Hunter tidak menggubris ocehan orang-orang yang tidak ia kenal itu.

"Ngomong apa?" Sanju mengangkat wajah, menatap Hunter dengan wajah penuh tanya.

"Penting."

Tentu Sanju makin bertanya-tanya. Sepenting apa yang akan Hunter bicarakan kepadanya? Belum lagi, setelahnya Hunter segera pergi keluar kelas. Seolah memberi isyarat padanya, bahwa pembicaraan itu tidak bisa dilakukan di kelas yang ramai yang ini.

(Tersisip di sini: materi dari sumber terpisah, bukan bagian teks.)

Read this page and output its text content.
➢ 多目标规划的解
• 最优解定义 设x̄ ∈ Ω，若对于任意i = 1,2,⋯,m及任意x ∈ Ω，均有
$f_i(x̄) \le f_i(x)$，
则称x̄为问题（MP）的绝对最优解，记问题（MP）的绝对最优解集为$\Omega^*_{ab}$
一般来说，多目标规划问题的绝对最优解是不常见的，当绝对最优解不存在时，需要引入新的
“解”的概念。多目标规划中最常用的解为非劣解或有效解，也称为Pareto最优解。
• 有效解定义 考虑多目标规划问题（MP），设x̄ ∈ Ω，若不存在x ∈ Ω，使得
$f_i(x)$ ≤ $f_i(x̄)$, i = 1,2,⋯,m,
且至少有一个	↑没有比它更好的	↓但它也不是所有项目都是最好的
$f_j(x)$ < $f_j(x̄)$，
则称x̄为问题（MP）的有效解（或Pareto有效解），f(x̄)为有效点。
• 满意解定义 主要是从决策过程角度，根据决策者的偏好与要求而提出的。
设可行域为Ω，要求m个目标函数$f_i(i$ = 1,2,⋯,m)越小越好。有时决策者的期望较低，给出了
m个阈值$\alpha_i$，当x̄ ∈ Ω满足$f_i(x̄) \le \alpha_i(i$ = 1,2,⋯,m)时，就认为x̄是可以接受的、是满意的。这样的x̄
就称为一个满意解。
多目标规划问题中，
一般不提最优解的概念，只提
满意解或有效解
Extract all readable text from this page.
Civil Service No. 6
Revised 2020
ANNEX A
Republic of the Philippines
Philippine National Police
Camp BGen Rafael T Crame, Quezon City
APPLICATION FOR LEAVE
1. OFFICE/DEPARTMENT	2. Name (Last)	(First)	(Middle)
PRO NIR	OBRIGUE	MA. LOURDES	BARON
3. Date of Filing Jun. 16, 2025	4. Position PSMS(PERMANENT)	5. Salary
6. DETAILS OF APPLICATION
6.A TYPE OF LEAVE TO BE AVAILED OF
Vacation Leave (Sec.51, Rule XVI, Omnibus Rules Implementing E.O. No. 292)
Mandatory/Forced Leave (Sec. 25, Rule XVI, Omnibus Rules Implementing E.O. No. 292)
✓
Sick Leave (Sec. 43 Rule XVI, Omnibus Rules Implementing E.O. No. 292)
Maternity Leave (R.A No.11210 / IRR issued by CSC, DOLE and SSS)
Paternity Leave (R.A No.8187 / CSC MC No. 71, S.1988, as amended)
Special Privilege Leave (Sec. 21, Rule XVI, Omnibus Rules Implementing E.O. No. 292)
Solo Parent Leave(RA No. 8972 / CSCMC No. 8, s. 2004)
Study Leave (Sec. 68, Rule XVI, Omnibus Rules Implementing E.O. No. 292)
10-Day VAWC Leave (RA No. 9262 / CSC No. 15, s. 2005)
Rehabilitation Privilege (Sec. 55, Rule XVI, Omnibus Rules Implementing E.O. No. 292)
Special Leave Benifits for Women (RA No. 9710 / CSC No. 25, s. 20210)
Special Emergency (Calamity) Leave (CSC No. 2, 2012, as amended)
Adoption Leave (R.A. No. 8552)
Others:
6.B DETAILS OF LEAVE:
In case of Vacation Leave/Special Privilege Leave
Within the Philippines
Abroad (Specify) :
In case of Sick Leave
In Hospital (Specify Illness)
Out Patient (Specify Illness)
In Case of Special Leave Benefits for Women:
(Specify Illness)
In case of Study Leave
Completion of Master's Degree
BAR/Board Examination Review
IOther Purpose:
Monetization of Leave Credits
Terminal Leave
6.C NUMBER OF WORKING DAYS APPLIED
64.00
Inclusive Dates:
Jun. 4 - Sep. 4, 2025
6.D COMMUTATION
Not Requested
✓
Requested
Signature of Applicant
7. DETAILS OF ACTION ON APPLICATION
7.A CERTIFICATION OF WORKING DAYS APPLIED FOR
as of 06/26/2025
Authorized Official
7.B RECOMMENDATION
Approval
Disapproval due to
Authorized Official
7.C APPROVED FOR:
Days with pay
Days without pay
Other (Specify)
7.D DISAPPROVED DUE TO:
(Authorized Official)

Mau tidak mau, jantung Sanju berdegup kencang.

Sanju menoleh pada Nabila yang duduk di sebelahnya. Nabila turut memberikan isyarat padanya dengan cara menganggukkan kepala yang artinya Sanju harus mengikuti Hunter untuk keluar dari kelas. Karena itu, Sanju pun segera beranjak dari duduknya dan lekas mengejar Hunter yang sudah lebih dulu keluar dari kelasnya.

Karena terburu-buru dan takut kehilangan jejak Hunter, tanpa sengaja, Sanju nyaris menabrak Erish yang saat itu baru mau masuk ke dalam kelasnya. Karena kecerobohannya, ia dan Erish sama-sama menghentikan langkahnya. "Maaf, Rish. Gue lagi buru-buru." Setelah mengucapkan permintaan maaf, Sanju kembali berjalan cepat sesuai dengan tujuannya.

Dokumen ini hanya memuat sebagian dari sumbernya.